Sophia crossed the room. He heard her footsteps, felt her presence behind him. And then her arms wrapped around his waist, her cheek pressing against his back.

“You cannot blame yourself for things that were beyond your control.” Her voice was fierce and tender all at once. “The carriage accident was not your fault. Leonard’s choices were not your fault. Your father’s cruelty was not your fault.”

“If I had brought them back to London—”

“Then they might have died in London instead.” She tightened her arms around him. “Or they might have been miserable, trapped in a world that looked down on Jane for her birth. You cannot know, Edward. You cannot rewrite history based on might-have-beens.”

He turned in her arms, facing her. Her eyes were bright with unshed tears, her expression open and unguarded.

“Leonard told me some things.” She reached up and cupped his face in her hands. “About your father. About the way you were raised. But I didn’t know the full extent. I did not know about your mother, or about the night she left.” Her thumbs traced his cheekbones. “Thank you for telling me.”

“I did not want to become him.” Edward’s voice emerged rough.

“My father. I did not want my marriage to be what his was. Cold and bitter and destroying everyone it touched.” He closed his eyes.

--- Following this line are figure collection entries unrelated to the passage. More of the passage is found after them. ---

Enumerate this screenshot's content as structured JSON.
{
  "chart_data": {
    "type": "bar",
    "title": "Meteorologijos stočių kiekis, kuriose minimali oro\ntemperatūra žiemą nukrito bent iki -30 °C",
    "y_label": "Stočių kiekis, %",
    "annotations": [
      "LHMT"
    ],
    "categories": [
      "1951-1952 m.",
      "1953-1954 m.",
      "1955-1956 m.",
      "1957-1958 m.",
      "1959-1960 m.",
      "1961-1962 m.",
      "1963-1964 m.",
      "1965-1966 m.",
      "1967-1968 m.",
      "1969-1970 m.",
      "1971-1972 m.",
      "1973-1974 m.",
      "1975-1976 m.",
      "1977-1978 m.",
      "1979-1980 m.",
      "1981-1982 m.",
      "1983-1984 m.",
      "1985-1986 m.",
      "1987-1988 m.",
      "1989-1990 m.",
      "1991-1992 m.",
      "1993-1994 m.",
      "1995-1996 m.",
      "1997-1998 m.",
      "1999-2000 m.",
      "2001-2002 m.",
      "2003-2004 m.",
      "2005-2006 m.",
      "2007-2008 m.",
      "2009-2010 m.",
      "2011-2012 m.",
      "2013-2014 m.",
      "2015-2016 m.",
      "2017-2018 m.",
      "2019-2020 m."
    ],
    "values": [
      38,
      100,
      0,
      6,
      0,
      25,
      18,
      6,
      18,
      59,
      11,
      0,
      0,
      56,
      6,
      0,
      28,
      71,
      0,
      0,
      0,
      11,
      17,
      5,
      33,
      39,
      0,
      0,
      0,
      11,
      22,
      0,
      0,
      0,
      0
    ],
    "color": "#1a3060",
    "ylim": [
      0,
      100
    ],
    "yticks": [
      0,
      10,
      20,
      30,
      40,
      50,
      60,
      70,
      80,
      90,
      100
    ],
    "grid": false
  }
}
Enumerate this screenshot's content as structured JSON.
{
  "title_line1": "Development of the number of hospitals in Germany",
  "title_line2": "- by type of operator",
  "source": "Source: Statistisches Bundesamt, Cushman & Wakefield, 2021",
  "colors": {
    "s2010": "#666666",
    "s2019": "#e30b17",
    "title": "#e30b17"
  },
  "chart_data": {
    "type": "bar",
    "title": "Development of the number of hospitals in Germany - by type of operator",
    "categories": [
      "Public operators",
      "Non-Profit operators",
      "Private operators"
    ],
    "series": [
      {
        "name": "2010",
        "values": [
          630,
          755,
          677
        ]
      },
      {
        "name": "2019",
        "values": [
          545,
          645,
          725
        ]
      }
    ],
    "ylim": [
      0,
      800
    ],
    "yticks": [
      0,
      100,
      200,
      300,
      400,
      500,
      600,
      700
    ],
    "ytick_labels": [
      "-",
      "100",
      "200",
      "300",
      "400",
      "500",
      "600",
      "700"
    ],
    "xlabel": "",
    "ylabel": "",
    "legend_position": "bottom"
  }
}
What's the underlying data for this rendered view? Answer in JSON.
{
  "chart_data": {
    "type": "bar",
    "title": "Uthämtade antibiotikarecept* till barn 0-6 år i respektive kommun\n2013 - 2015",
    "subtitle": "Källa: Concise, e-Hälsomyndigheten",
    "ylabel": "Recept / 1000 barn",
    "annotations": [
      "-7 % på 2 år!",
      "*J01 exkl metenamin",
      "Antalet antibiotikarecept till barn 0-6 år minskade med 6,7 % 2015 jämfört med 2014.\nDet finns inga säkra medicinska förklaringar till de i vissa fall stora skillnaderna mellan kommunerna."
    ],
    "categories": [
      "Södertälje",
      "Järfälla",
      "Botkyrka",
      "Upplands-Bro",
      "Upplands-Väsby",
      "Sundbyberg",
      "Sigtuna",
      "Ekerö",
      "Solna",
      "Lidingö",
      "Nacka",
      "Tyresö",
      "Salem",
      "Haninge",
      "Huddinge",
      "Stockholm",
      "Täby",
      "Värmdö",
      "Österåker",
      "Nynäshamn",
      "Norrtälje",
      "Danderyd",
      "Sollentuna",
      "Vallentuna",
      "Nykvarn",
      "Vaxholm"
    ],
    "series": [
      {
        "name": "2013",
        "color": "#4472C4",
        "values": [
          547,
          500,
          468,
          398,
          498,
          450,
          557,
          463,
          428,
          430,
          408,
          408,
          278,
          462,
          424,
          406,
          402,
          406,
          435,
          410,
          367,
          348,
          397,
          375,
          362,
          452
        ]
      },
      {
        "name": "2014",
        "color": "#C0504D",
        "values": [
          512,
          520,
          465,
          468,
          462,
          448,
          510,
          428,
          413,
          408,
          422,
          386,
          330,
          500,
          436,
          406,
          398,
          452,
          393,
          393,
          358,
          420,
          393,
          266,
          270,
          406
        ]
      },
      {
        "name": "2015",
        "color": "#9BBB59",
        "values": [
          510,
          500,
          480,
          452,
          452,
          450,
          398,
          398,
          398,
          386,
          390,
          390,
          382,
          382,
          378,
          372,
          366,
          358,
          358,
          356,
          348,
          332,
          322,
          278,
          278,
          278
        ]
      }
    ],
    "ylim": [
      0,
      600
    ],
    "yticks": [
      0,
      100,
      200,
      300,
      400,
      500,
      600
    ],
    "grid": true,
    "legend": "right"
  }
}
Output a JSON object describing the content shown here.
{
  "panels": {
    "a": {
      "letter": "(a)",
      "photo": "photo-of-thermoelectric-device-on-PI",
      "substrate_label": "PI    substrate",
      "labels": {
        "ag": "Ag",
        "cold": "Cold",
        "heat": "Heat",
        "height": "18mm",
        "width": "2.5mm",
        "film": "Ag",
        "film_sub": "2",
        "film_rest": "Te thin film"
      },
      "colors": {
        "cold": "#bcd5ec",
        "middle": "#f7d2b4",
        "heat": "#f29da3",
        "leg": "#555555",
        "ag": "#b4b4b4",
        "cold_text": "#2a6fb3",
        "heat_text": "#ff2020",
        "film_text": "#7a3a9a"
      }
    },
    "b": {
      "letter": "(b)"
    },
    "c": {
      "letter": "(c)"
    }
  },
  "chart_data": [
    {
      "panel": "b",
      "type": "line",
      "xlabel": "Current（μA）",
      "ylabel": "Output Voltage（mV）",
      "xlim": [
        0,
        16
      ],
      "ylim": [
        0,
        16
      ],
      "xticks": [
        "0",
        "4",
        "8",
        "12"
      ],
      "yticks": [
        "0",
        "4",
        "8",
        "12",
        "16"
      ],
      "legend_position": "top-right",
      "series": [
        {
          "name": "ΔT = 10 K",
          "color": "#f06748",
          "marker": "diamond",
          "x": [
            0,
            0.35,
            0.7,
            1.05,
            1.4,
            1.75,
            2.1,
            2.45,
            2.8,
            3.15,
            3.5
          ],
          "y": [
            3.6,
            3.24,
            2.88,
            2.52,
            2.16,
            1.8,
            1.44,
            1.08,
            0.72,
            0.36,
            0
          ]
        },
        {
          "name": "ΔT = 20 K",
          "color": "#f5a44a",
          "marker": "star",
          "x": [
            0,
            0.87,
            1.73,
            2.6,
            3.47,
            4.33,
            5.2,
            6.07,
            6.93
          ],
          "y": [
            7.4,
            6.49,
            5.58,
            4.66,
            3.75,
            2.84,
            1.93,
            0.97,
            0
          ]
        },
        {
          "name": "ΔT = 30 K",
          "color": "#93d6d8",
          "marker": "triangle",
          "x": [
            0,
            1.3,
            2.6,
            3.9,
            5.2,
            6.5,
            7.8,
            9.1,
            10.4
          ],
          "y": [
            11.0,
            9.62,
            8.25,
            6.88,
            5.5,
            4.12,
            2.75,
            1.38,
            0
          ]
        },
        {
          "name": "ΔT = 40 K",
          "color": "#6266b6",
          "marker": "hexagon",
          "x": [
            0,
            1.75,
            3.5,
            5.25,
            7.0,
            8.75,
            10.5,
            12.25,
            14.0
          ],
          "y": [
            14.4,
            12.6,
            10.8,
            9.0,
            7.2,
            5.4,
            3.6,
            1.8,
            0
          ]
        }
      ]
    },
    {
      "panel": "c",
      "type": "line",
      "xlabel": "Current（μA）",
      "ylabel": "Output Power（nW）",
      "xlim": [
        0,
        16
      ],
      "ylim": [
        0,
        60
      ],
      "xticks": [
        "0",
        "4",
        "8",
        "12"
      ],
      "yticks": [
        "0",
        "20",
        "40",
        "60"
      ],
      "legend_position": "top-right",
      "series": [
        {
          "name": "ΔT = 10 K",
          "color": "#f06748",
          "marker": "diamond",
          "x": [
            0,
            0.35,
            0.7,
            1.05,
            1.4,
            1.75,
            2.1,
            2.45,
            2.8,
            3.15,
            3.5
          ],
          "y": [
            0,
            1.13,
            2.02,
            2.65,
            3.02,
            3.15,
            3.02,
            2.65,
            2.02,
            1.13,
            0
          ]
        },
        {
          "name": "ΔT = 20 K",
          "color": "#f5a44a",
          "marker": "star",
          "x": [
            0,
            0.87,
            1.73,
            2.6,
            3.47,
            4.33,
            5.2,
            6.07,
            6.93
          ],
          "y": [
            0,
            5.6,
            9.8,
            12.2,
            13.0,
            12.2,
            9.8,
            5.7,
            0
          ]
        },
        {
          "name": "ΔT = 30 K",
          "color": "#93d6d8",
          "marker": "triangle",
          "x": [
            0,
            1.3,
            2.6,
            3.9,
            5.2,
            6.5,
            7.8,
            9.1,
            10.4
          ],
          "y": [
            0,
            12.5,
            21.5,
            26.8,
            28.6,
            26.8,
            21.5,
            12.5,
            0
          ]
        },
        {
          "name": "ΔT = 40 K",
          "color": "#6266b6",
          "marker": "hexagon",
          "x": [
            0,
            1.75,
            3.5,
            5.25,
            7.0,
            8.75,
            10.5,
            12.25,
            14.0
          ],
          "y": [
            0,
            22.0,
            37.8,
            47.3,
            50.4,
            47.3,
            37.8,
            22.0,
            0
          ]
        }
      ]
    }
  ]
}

“That is why I kept my distance and why I was so afraid to let you in. Because I thought that wanting you, needing you, would only lead to pain.”

“Edward.” Sophia waited until he opened his eyes. “You are not your father.”

“How can you be certain?”

“Because you care.” Her voice was steady, certain.

“Because you try. Your father demanded perfection and gave nothing in return. You have spent weeks learning to open your heart, to connect with Oliver, to let me in despite how terrifying it must be.” She smiled, soft and sad.

“The very fact that you are afraid of becoming him proves that you never will.”

He stared at her, this woman who had seen his worst and chosen to stay. Who had listened to his darkest confessions and offered comfort instead of condemnation.

“I don’t deserve you.”

“Perhaps not.” Her smile turned mischievous. “But you are stuck with me, nonetheless.”

A laugh escaped him, unexpected and raw. He pulled her into his arms and held her tight, his face buried in her hair, his heart pounding against her ribs.

“Thank you.” He whispered the words against her temple. “For listening. For understanding. For being here.”

“Always.” She pressed a kiss to his jaw. “I will always be here.”

They stood together in the fading light, wrapped in each other’s arms, the weight of the past finally beginning to lift.